Nichtsdestotrotz, die therapeutische Breite der eingesetzten Substanzen dürfte ohne Frage als sehr gering bezeichnet werden, was spätestens deutlich wurde, als der Schweizer Albert Hofmann am 19. April 1943 nach seinem historischen Selbstversuch einer extremen Überdosierung LSD später als sein “Sorgenkind” bezeichnete, nachdem er die Substanz im Rahmen seiner Ergotaminforschung für den Pharmakonzern Sandoz entwickelt hatte (der Tag ging später als “bicycle day” in die Geschichte ein, da es der Schweizer unter starkem Einfluss der Substanz gerade noch schaffte, auf dem Fahrrad, 
pardon “Velo”, nach Hause zu radeln, bis in die volle Wirkung seiner Entdeckung überkam) (4).

Im Rahmen experimenteller Untersuchungen zur Wahrnehmungsphänomenologie wurde nun eine “Virtual Reality Plattform” entwickelt, die per Headset am Probanden per Knopfdruck selektiv bevorzugt die visuelle Komponente der Wahrnehmung verändert, und das in ähnlicher Form, wie sie unter dem Einfluss von Psilocybin vorkommen soll. Erfunden hat es diesmal kein Schweizer, sondern die Gruppe um Prof.Suzuki vom Sackler Centre for Consciousness Science der University of Sussex (5). Die Gruppe publizierte in den “Scientific Reports” der Nature kürzlich die Ergebnisse des 2-phasigen Experiments zur Wirkung ihrer “Halluzinationsmaschine” an Probanden, die auf Überlagerungen halluzinatorischer Elemente der visuellen Wahrnehmung basiert (6). 

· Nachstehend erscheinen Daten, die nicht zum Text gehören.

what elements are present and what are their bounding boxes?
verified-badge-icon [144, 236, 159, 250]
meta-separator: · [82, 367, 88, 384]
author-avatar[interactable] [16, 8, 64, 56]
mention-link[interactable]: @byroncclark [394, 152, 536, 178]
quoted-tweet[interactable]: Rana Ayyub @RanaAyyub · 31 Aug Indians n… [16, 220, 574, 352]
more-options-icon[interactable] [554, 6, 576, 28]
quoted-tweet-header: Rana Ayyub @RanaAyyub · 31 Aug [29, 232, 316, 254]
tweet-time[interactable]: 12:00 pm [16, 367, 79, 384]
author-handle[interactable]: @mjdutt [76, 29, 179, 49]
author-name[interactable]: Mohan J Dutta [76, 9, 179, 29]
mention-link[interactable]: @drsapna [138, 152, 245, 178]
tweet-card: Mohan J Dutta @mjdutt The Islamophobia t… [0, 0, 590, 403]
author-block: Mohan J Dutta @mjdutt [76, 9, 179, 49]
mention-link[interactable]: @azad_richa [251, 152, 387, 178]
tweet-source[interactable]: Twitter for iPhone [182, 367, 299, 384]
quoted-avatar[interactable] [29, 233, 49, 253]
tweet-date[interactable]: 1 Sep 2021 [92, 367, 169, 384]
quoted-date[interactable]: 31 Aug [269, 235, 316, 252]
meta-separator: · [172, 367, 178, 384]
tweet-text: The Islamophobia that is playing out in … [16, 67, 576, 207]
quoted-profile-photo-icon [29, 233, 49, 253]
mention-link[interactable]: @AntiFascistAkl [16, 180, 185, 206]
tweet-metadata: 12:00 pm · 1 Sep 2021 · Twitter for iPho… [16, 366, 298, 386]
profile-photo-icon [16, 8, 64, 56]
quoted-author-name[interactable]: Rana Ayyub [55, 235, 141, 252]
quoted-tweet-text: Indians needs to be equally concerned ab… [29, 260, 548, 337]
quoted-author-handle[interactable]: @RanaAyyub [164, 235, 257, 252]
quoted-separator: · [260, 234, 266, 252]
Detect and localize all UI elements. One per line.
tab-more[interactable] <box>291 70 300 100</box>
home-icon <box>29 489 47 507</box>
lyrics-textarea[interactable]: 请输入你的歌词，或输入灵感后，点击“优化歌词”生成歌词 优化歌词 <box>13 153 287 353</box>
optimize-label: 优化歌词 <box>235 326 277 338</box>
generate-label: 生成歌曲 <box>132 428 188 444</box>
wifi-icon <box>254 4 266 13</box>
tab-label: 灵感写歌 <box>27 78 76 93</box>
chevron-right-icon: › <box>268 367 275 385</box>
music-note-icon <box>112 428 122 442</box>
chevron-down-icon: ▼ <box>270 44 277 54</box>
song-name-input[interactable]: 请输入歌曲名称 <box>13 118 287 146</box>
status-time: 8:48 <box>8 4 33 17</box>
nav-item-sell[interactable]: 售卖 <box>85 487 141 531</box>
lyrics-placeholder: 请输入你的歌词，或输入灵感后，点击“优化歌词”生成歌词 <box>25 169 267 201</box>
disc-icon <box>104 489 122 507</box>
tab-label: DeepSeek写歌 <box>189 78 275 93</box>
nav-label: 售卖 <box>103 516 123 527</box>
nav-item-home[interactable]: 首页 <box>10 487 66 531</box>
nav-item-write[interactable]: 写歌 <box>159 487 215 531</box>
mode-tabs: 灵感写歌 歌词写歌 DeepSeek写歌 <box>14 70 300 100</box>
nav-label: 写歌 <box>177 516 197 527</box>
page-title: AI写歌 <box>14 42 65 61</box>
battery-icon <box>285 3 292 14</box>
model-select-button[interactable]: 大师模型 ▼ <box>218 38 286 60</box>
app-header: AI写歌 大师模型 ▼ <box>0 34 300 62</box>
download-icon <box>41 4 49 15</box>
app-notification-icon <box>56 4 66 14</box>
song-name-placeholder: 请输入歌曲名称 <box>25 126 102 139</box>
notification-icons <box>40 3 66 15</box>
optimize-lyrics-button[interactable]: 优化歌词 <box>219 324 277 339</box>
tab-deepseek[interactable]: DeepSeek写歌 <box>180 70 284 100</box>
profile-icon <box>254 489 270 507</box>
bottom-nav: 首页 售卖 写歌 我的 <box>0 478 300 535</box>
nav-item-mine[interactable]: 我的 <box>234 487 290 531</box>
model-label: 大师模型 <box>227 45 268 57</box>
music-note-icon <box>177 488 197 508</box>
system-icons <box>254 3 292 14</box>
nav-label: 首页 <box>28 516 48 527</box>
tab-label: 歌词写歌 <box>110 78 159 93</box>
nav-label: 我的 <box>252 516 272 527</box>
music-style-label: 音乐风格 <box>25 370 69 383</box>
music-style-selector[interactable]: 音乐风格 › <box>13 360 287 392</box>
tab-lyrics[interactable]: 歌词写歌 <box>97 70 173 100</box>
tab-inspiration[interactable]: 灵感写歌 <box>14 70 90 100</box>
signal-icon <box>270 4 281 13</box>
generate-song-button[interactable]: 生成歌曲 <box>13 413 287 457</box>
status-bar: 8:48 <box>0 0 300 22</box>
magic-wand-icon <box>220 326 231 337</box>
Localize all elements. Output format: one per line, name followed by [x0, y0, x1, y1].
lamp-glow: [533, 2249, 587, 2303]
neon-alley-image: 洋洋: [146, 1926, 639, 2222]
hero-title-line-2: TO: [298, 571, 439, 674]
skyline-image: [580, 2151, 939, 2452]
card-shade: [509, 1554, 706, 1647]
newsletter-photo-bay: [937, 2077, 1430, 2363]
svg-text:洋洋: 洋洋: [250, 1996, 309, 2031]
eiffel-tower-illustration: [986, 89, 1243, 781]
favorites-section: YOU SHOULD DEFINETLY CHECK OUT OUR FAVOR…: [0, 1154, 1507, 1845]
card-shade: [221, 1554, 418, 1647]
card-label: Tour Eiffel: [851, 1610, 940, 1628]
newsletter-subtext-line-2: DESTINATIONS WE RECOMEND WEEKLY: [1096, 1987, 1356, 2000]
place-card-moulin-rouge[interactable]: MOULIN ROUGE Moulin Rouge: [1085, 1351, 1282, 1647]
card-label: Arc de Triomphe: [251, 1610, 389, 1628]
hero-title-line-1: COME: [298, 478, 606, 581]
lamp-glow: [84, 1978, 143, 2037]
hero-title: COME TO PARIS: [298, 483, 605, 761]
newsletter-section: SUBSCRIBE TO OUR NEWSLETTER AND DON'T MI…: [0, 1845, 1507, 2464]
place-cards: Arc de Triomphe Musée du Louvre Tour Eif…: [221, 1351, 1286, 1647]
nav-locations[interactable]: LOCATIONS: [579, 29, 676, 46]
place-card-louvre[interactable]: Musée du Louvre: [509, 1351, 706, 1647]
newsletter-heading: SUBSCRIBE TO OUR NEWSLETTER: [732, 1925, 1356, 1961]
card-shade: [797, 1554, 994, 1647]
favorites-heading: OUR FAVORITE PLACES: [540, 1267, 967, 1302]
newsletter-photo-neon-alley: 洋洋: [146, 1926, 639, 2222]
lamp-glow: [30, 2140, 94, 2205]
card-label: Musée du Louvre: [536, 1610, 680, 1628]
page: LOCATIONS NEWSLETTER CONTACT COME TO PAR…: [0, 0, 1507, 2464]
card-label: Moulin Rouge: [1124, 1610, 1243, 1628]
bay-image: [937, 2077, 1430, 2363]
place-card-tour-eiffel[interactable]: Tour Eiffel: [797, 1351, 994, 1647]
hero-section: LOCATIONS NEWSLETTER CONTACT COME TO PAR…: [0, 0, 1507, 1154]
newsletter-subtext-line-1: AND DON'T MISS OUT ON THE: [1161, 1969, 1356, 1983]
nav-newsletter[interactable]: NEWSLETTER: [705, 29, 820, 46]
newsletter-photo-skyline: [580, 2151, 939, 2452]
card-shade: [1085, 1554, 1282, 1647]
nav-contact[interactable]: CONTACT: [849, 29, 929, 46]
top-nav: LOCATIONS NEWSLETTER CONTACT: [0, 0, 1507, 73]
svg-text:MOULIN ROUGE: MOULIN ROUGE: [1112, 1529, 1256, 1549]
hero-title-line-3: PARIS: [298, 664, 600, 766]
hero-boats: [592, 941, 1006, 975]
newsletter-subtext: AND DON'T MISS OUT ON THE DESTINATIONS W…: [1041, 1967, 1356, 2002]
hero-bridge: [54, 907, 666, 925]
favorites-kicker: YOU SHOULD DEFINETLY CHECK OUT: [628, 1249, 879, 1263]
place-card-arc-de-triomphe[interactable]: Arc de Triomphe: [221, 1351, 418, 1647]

Ein wesentlicher Nachteil der Wahrnehmungsforschung mit Substanzen wie etwa LSD ist, dass diese Veränderungen verschiedenster Bereiche der Wahrnehmung auslösen, wie etwa Halluzinationen des gesamten Spektrums der Sensorik, so auch akustische oder olfaktorische Halluzinationen, oder auch ein verändertes Wahrnehmen des eigenen Selbst. Auch eine Verzerrung des Zeitempfindens ist eine oft beschriebene Nebenwirkung beim Einsatz von Substanzen, die etwa die Befragung von Probanden deutlich erschwert. In den Experimenten der Gruppe um Suzuki kamen diese “Nebenwirkungen” nicht vor. Die “Deep-Dream Virtual Reality Platform” der britischen Forschergruppe ist in der Lage, selektiv bevorzugt die visuelle Komponente der Wahrnehmung anzusprechen und ermöglicht so in kontrollierbarer und vergleichsweise sicherer Form präzisere Beobachtungen als diejenigen unter den besagten psychotropen Substanzen. Die Gruppe sieht in ihrer Innovation einen vielversprechenden Beitrag zum Verständnis menschlicher Wahrnehmung in veränderten Bewusstseinszuständen. 
 

Quellen

  • (1) Zitat von Timothy Leary, Leary T. Turn on, tune in, drop out. 1965; 1. Auflage. Ronin: Oakland.
  • (2) Mithoefer M, Wagner M, Mithoefer A, Jerome L, Doblin R. The safety and efficacy of ±3,4-methylenedioxymethamphetamine-assisted psychotherapy in subjects with chronic, treatment-resistant posttraumatic stress disorder: the first randomized controlled pilot study. Journal of Psychopharmacology. 2010;25(4):439-452.
  • (3) Passie T. Psycholytic and Psychedelic Therapy Research 1931-1995, A Complete International Bibliography. Laurentius: Hannover. 1997.
  • (4) Bewusstseinszustaende [Internet]. Bewusstseinszustaende.de. 2017 [zitiert am 3 December 2017]. Verfügbar unter: http://www.bewusstseinszustaende.de
  • (5) Hofmann A. LSD – mein Sorgenkind, die Entdeckung einer Wunderdroge. 1979 ; 3. Auflage. Klett-Cotta: Stuttgart.
  • (6) Science S. Homepage : Sackler Centre for Consciousness Science : University of Sussex [Internet]. Sussex.ac.uk. 2017 [zitiert am 3 December 2017]. Verfügbar unter: http://www.sussex.ac.uk/sackler/
  • (7) Suzuki K, Roseboom W, Schwartzman D, Seth A. A Deep-Dream Virtual Reality Platform for Studying Altered Perceptual Phenomenology. Scientific Reports. 2017;7(1).

Literatur

  • Suzuki K, Roseboom W, Schwartzman D, Seth A. A Deep-Dream Virtual Reality Platform for Studying Altered Perceptual Phenomenology. Scientific Reports. 2017;7(1).